This rule was helpful

I got the book "English Grammar for Students of Spanish" on the recommendation of someone on DuoLingo. It's been invaluable. Like others, the first lesson in this series was very frustrating for me, so I decided to consult the book to see what they said on infinitive use.

"In a sentence the infinitive form is always used for a verb that follows any verb other than ser, estar, or haber. For example:

John and Mary want to dance together. Juan y María quieren bailar juntos.

I can leave tomorrow. Puedo salir mañana.

You should study more. Usted debe estudiar más.

Notice that in the last two examples there is no "to" in the English sentence to alert you that an infinitive must be used in Spanish."

Whew!

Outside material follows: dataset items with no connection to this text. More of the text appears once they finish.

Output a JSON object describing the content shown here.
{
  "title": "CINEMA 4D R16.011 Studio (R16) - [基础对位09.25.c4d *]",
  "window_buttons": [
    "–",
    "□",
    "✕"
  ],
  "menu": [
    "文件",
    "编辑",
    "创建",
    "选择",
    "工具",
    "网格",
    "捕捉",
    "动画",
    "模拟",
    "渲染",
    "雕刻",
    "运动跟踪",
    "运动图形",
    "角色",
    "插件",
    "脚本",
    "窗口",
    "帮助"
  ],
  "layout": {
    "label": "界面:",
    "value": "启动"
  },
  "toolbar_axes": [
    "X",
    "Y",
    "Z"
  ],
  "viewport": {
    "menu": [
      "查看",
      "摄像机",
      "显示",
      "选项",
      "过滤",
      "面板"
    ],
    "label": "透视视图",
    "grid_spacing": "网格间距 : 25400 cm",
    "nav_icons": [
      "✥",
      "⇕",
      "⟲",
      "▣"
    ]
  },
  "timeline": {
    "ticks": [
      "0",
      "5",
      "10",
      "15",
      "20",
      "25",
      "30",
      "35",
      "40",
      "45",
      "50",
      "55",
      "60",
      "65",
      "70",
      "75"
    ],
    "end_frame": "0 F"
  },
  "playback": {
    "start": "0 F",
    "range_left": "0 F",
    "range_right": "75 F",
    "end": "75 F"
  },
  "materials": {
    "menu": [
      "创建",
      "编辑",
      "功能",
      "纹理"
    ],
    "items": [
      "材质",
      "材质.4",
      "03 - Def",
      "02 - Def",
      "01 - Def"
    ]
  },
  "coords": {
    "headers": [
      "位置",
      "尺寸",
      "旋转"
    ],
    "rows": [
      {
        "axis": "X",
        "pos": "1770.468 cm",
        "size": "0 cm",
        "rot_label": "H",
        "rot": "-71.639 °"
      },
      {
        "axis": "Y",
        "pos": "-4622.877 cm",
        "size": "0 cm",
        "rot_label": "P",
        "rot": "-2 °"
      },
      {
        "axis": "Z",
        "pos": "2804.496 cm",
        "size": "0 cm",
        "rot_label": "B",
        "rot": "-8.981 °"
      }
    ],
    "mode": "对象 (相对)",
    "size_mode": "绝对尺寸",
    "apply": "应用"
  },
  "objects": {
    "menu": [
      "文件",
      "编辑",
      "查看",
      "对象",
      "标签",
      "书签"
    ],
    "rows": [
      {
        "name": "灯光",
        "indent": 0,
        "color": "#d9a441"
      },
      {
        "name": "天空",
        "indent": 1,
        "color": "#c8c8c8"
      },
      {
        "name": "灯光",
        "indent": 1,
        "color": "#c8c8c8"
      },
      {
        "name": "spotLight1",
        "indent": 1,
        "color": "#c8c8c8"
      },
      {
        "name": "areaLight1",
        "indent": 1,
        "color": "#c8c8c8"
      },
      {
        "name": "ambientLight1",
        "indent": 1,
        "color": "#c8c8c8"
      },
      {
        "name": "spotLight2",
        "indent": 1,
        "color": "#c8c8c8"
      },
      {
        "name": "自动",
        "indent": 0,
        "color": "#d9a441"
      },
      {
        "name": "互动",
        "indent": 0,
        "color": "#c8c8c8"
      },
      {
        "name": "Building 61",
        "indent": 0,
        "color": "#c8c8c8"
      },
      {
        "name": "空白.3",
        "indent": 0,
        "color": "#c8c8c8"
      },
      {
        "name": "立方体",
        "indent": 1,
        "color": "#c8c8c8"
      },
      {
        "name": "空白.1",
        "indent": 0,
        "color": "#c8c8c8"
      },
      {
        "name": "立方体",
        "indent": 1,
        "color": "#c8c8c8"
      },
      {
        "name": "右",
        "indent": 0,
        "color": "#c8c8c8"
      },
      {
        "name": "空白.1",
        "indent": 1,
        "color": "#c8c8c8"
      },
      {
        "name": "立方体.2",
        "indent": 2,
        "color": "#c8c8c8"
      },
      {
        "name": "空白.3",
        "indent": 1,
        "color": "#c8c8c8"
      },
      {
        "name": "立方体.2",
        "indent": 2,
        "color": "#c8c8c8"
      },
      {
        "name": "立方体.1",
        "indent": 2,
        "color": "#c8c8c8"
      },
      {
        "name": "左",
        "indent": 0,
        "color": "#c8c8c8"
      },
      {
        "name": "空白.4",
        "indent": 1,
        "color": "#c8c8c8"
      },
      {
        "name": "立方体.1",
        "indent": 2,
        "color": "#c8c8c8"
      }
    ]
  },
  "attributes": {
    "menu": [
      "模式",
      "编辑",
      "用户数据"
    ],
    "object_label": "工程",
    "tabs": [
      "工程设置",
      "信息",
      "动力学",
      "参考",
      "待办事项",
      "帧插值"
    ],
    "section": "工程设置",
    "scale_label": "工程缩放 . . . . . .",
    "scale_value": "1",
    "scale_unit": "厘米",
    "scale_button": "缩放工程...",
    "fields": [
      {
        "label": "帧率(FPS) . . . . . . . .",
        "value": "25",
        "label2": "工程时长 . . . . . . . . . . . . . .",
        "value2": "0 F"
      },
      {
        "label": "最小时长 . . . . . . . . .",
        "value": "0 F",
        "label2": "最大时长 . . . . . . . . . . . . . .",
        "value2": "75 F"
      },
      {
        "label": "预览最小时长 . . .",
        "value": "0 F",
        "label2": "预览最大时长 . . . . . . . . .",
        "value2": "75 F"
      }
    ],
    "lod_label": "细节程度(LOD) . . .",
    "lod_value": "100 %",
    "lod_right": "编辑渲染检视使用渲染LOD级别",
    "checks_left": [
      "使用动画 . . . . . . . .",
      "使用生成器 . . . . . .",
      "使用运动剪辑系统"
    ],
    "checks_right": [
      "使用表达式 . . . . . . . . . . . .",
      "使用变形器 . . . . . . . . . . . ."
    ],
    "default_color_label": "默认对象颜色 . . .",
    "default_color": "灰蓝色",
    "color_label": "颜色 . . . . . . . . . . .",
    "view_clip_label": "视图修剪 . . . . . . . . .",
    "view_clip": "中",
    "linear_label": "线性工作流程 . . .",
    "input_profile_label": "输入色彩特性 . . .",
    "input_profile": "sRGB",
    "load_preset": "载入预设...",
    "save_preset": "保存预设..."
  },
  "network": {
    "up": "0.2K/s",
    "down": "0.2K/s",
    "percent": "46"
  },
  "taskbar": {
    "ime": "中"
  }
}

Now I feel like I get it (mostly).

5 years ago


There is also:

  1. To know how to do something = saber +inf (I know how to cook = sé cocinar).
  2. To need to do something = necesitar + inf (I need to run = necesito correr)

Some verbs insert either an "a" or a "de" between the two verbs.

  1. I have to do something = Tener que + inf (I have to cook = Tengo que cocinar).
  2. I learn to do something = Aprender a + inf (I learn to cook = Aprendo a cocinar).
  3. I try to do something = Tratar de + inf (I try to be happy = Trato de ser feliz).
  4. To have just finished something = Acabar de + inf (I just finished cooking = Acabo de cocinar).
  5. To start doing something = Empezar/Comenzar a + inf (I start dancing = Empezo a bailar).
5 years ago

Yes, this is great too! Thanks for adding it.

5 years ago

Is there a rule to know when to insert an "a", "que" or "de" before these verbs, or is it completely arbitrary and needs to be learnt through practice?

4 years ago

I think you need to just memorize it, that's what I did :S.

You can google it, there are a ton more verbs, I only listed ones I've actually been using.

4 years ago

I guess it's going to take a while, learning them all! D:

4 years ago

Actually, I saw in the "gerund" section someone had posted this list:

Knock yourself out :)

4 years ago

Woah, that's an exhaustive list! It's definitely going to take a while.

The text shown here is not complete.